Asteroids that slammed into Earth several hundred million years after the solar system's birth were thus probably relatively dry, researchers said.
"So, our results suggest that the water [was] supplied to Earth in the period when planets formed rather than the period of late heavy bombardment from 4.1 billion years to 3.8 billion years ago," study lead author Yuki Kimura, of Tohoku University in Japan, told LiveScience.
Kimura and his colleagues analysed the Tagish Lake meteorite, which landed in Canada's Yukon Territory in January 2000.
The scientists used a transmission electron microscope to observe tiny particles of magnetite, which arranged themselves within the meteorite into three-dimensional "colloidal crystals."
These crystals can be formed during the sublimation of water - the transition of the material directly from ice to vapour - but not during freezing, Kimura said.
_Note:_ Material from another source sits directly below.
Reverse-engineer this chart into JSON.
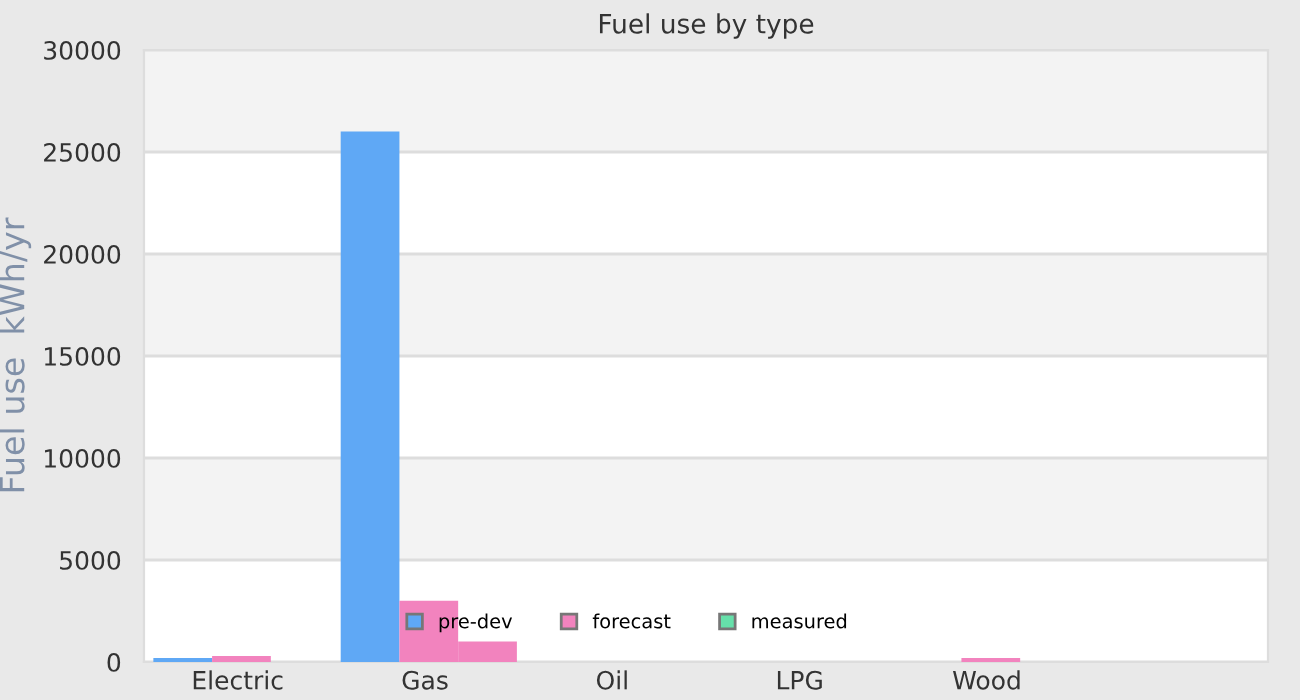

This implies that the parent asteroid's bulk water disappeared in the early stages of the solar system's formation, before the space rock's innards had a chance to cool down, he added.
In addition to water, impacts likely delivered to the young Earth organic molecules, the carbon-containing building blocks of life.
Indeed, the colloidal crystals in the Tagish Lake meteorite have an organic layer on their surface, Kimura said.